A veces, con la mejor de las intenciones, sembramos problemas. Días atrás , el equipo de FM Laser, decidimos invertir en un domo —esa cámara esférica que disimula hacia dónde mira y resiste el clima— para aportar un registro continuo, aunque difuso, de lo que ocurre en la ciudad. Pensamos en las denuncias que se repiten: hurtos, robos de vehículos, entraderas, asaltos a comercios. Creímos que, llegado el caso, esas imágenes podrían ayudar a esclarecer un delito. Buena voluntad, inversión real y la convicción de estar sumando.
Hasta que alguien nos hizo “caer la ficha” y se encendió la alarma. Una dirigente barrial nos pidió que retiráramos la cámara porque violaba la privacidad de los vecinos. Y tenía razón. No lo habíamos mirado desde esa perspectiva: lo que consideramos una herramienta de seguridad podía transformarse, para quien está del otro lado, en una forma de vigilancia no consentida. La señora tenía razón y actuamos en consecuencia: llamamos otra vez al técnico, lo hicimos subir los 40 metros de la torre y desinstalar el equipo. Pagamos el trabajo, asumimos el costo y nos quedó el sabor amargo de haber convertido una buena intención en “plata tirada”. Pero también nos quedó un aprendizaje.
Esta experiencia mínima nos llevó a Jean Jacques Rousseau y a la idea del “contrato social”: convivir es acordar límites, reglas claras y responsabilidades compartidas. La tecnología —domos, cámaras particulares, drones— no es ni buena ni mala en sí misma; se vuelve útil o dañina según el marco que la rodea. Si ese marco falta, la buena voluntad se extravía y un domo puede terminar siendo, literalmente, un florero caro.
Nos preocupa, además, que no se trata de un episodio aislado. Cada vez es más frecuente ver drones sobrevolando a baja altura barrios enteros. Quien los maneja tal vez lo viva como un entretenimiento inofensivo, pero desde abajo esas lentes capturan patios, rutinas, rostros, matrículas. En manos de alguien sin malicia puede ser un juego; en manos equivocadas, una herramienta para mapear hábitos y vulnerabilidades. Lo mismo ocurre con cámaras particulares mal orientadas: una cámara que apunta a la vereda puede convertirse, sin quererlo, en un reloj que delata a qué hora entra y sale cada vecino. Y un día, frente a un delito, la pregunta puede torcerse: ¿quién les dijo a los delincuentes que a esa hora no estaba? ¿quién registró que esa puerta suele quedar sin llave por unos minutos? La herramienta que prometía “más seguridad” podría volverse prueba de un uso imprudente o, peor, de un abuso.
Por eso, esta columna no es catarsis por un gasto fallido: es un llamado a ordenar. Pedimos a nuestros concejales que pongan el tema en agenda y -si existe, que la difundan- pero si no existe ya, discutan y sancionen una norma local específica para el uso comunitario y privado de tecnologías de videovigilancia y drones.

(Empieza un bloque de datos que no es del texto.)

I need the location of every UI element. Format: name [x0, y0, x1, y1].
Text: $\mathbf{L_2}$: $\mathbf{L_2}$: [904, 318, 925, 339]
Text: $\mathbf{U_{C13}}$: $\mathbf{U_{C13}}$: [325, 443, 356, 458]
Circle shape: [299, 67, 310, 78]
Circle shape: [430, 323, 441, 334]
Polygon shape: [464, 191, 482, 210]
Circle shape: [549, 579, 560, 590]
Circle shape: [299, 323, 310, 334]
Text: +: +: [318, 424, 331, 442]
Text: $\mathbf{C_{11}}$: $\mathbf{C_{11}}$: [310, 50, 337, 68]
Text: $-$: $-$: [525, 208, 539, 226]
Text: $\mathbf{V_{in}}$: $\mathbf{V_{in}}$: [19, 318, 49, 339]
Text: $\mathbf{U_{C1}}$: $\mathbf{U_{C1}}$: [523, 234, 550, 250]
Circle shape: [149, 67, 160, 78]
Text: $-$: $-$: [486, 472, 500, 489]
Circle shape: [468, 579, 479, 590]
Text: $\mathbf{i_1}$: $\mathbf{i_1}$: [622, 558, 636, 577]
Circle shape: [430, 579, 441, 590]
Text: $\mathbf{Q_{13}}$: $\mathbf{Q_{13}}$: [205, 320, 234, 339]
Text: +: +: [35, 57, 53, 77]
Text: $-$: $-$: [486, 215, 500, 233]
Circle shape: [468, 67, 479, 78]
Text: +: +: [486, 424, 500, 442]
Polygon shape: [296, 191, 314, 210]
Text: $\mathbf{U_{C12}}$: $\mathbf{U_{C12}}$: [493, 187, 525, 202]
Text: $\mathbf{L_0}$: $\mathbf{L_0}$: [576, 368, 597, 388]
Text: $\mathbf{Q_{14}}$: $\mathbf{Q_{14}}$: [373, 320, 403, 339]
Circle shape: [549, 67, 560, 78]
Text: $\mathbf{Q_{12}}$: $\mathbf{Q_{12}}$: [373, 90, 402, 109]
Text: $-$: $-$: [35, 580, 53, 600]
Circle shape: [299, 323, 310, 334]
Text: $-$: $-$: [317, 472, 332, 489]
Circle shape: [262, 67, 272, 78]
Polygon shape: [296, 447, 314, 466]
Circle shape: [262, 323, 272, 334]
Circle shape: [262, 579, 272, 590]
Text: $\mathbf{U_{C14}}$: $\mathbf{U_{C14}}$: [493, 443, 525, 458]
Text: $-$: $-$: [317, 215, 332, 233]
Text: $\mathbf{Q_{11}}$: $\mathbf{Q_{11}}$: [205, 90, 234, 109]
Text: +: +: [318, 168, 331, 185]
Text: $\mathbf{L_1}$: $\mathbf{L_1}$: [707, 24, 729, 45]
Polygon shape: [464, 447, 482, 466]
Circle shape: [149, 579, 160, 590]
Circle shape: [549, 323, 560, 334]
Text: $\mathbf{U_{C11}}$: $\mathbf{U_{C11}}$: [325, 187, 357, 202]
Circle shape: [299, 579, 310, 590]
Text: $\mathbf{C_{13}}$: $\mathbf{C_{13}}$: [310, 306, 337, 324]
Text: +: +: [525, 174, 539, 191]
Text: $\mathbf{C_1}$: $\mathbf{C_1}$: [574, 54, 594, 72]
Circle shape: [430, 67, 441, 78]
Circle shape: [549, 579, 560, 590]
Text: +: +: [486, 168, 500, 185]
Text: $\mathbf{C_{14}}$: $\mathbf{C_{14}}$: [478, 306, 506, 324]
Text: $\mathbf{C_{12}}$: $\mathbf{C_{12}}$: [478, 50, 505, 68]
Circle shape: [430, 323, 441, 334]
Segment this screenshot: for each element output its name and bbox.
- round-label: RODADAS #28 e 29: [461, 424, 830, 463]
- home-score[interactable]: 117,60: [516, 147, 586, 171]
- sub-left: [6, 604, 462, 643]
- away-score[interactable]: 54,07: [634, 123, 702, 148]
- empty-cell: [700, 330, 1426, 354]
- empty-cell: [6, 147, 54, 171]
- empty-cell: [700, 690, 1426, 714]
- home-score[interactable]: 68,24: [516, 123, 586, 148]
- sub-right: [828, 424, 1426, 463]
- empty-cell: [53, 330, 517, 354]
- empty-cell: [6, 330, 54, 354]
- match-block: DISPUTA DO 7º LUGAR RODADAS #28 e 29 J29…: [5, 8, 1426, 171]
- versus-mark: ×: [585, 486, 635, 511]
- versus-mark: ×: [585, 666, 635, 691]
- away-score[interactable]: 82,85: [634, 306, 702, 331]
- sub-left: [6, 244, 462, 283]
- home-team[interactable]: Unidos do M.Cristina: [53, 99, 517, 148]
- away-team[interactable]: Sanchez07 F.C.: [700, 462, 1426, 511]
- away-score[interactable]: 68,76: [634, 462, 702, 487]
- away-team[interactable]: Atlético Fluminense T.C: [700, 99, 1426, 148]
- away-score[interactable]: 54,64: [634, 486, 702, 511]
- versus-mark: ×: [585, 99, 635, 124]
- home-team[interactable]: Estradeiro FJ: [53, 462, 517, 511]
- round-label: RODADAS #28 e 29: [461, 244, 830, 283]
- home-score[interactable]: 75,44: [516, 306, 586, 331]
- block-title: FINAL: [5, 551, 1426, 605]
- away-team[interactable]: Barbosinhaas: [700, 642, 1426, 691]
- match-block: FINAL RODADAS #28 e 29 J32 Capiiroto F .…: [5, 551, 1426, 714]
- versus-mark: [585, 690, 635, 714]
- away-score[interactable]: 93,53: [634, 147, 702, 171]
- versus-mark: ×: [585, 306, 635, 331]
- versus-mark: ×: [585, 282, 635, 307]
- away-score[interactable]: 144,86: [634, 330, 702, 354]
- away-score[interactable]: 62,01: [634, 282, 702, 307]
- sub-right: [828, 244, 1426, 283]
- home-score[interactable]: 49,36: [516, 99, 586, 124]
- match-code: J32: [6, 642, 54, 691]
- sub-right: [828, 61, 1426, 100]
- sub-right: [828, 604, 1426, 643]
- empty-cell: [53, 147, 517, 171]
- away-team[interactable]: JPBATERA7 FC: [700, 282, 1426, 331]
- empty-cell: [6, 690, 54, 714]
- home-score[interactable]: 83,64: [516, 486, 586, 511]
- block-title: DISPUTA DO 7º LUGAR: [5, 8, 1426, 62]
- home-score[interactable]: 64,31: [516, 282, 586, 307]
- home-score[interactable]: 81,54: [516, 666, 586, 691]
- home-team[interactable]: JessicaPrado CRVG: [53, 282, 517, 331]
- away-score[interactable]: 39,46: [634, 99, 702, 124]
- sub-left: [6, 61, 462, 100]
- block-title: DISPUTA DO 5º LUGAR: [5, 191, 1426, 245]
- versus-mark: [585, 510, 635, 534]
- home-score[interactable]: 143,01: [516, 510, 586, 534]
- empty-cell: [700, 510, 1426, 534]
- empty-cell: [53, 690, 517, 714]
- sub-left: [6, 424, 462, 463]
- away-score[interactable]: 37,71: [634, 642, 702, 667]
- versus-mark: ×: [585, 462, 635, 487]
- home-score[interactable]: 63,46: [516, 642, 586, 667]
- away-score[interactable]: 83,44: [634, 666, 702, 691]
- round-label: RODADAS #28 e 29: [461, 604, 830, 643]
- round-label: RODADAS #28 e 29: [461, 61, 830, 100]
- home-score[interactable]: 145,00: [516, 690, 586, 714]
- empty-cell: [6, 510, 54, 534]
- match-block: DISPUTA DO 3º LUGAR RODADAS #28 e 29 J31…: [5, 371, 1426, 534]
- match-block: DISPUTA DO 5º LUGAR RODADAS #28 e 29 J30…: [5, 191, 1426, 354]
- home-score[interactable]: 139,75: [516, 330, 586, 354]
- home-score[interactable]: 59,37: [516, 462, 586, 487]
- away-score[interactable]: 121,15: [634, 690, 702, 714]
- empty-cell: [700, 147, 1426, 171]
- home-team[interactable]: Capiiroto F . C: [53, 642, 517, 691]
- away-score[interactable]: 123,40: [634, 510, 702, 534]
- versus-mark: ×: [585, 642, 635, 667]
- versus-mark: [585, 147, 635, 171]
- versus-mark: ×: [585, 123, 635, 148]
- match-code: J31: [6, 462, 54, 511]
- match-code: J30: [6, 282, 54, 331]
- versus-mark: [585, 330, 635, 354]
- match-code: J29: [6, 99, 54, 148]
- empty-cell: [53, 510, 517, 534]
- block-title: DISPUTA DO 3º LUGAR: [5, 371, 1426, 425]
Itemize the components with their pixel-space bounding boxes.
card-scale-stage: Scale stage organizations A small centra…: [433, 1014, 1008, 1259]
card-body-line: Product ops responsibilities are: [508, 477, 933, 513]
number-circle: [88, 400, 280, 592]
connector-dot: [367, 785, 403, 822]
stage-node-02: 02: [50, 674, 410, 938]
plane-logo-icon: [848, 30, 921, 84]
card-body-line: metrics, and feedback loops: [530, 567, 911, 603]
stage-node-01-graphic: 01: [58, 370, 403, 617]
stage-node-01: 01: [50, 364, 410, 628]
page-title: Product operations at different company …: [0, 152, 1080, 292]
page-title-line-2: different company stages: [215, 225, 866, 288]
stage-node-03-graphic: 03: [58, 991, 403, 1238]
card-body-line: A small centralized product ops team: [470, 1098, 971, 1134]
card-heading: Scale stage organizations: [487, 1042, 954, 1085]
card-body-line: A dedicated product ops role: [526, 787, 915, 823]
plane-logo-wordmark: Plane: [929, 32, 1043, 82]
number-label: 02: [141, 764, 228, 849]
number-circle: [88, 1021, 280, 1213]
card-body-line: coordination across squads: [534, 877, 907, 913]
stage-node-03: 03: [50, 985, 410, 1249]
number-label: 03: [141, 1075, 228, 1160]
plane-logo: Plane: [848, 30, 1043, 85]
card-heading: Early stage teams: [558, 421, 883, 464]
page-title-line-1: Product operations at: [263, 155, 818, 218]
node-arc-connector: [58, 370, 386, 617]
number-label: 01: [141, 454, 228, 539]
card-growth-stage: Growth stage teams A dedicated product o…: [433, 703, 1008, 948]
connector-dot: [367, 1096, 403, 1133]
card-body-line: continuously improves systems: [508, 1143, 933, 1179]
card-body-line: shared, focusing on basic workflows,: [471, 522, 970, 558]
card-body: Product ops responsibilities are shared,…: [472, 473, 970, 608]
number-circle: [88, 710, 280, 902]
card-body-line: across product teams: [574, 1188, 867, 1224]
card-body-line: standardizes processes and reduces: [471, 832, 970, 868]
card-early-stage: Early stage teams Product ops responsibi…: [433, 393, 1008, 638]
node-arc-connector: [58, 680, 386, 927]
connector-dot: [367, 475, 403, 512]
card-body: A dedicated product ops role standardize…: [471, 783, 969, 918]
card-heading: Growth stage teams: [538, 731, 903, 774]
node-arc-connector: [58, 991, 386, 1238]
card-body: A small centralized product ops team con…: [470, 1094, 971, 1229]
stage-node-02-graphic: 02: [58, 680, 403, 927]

No para prohibir, sino para permitir bien: con reglas sencillas, conocidas y cumplibles. Algunas pautas básicas que podrían formar parte de ese marco:
- Aviso visible y consentimiento informado cuando corresponda.
- Delimitación de ángulos y zonas: nunca apuntar a ventanas, patios o interiores ajenos.
- Límites de retención y custodia de las imágenes, con trazabilidad de quién accede y para qué.
- Acceso a registros solo ante requerimiento judicial o autoridad competente.
- Prohibición de sobrevuelo de drones a baja altura sobre domicilios sin permiso.
- Registro municipal voluntario/obligatorio de dispositivos comunitarios, con responsable identificado.
- Sanciones proporcionadas para el uso indebido y canales claros de denuncia.
Nada de esto reemplaza el sentido común: antes de instalar, volar o encender, pensar. Mirar la decisión desde el mayor número de perspectivas posible. Preguntarnos no solo si “sirve para la seguridad”, sino también si respeta la intimidad, si no pone a otros (o a nosotros mismos) en riesgo, si cumple con la legislación vigente. Y, cuando haya dudas, pedir orientación al Estado local. Una regla clara evita conflictos, mejora la cooperación y convierte a la tecnología en aliada, no en enemiga.
Nuestra equivocación fue no hacer esas preguntas a tiempo. Aceptamos el tirón de orejas, agradecemos que nos lo hayan marcado y lo contamos porque puede evitar que otros tropiecen con la misma piedra. La seguridad es un derecho; la privacidad, también. Hacerlas convivir no es imposible: requiere diálogo, normas y responsabilidad.
Moraleja: antes de decidir, pensar en todas las miradas. Así, ningún “domo” terminará como florero. Y, sobre todo, ninguna buena intención se convertirá en un problema para todos.